Lewis Eldrin F
Cardiovascular Division, Brigham and Women's Hospital, 75 Francis Street, Boston, MA, 02115, USA,
Curr Treat Options Cardiovasc Med. 2011 Feb;13(1):79-89. doi: 10.1007/s11936-010-0100-y.
I individualize my approach to each patient based upon their understanding of their disease process, acuity of their progression to Stage D heart failure, clinical setting (hospitalized vs outpatient), and family needs. My first goal is to prove intolerance of traditional therapies for heart failure by challenging patients with various medication combinations, including staggered dosing regimens and alternatives to angiotensin-converting enzyme inhibitors/β-blockers, and by considering cardiac resynchronization therapy if they meet criteria. As patients develop progressive hypotension and side effects from medicines, I often will discontinue these medicines after careful communication. For patients with refractory heart failure, I consider cardiac transplantation for those who are candidates and left ventricular assist device as destination therapy for those who are not transplant candidates, both of which require multidisciplinary input from psychiatrists, social workers, nurses, and cardiac surgeons. If patients are not candidates for these advanced therapies, I try to delineate their goals for living and discuss strategies to maximize their survival (however limited) and increase my focus on their quality of life by minimizing unnecessary testing. For the select patient, I use continuous inotrope support only if this improves their quality of life and possibility of having a meaningful existence outside of the hospital. Palliative care consultants are often involved at this stage. For the patient who is clearly at the end of life, I refer to hospice and focus on comfort. Return ambulatory visits and extent of the care received are guided by the preferences of the patient and their family. When there are disparate views of family members, especially when the patient is not cognitively able to participate in the discussion, I tend to be more paternalistic in my approach to therapeutic options in an attempt to possibly dissipate family dynamic problems occurring after the patient dies.

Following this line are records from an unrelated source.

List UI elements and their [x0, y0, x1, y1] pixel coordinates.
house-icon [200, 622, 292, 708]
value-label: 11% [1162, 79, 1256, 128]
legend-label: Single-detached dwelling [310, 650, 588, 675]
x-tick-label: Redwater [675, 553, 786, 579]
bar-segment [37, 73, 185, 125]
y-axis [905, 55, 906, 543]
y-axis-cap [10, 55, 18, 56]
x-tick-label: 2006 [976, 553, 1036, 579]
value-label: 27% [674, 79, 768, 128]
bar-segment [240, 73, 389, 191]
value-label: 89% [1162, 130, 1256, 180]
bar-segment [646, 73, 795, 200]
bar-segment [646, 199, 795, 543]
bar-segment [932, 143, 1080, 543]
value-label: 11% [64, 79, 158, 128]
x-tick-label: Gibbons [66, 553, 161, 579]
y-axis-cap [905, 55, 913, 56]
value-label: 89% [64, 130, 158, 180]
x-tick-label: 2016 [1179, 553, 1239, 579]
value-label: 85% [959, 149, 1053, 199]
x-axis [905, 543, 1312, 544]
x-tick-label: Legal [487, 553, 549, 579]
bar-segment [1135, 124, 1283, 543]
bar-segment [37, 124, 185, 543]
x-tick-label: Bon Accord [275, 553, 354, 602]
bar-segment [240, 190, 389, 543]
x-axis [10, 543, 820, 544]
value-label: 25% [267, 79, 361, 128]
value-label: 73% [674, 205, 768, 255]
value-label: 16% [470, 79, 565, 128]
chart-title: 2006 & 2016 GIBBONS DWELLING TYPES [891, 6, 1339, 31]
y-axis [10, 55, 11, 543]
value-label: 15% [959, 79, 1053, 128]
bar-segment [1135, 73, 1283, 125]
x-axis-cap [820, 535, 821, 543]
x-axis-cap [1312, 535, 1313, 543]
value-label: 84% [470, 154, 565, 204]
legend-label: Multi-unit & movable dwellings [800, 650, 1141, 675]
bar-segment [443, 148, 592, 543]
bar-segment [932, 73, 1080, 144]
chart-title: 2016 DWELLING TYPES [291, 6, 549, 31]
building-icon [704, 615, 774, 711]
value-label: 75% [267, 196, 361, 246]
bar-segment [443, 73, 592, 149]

我会根据每位患者对自身疾病进程的理解、进展至D期心力衰竭的严重程度、临床情况(住院还是门诊)以及家庭需求,为其制定个性化的治疗方案。我的首要目标是,通过让患者尝试各种药物组合(包括交错给药方案以及血管紧张素转换酶抑制剂/β受体阻滞剂的替代药物),并在患者符合标准时考虑心脏再同步治疗,来证明其对传统心力衰竭治疗不耐受。随着患者出现进行性低血压和药物副作用,我通常会在仔细沟通后停用这些药物。对于难治性心力衰竭患者,我会考虑为符合条件的患者进行心脏移植,为不符合移植条件的患者采用左心室辅助装置作为终末期治疗,这两种治疗都需要精神科医生、社会工作者、护士和心脏外科医生的多学科参与。如果患者不符合这些高级治疗的条件,我会尝试明确他们的生活目标,并讨论策略以最大化他们的生存时间(无论多么有限),通过尽量减少不必要的检查来增加我对他们生活质量的关注。对于特定患者,只有在持续使用血管活性药物支持能改善其生活质量以及增加其院外有意义生活可能性的情况下,我才会使用。姑息治疗顾问通常会在这个阶段参与进来。对于明显处于生命末期的患者,我会转诊至临终关怀机构,并专注于缓解痛苦。复诊和所接受护理的程度由患者及其家人的偏好决定。当家庭成员意见不一致时,尤其是当患者无法认知参与讨论时,我在治疗方案选择上会更家长式一些,试图化解患者去世后可能出现的家庭矛盾。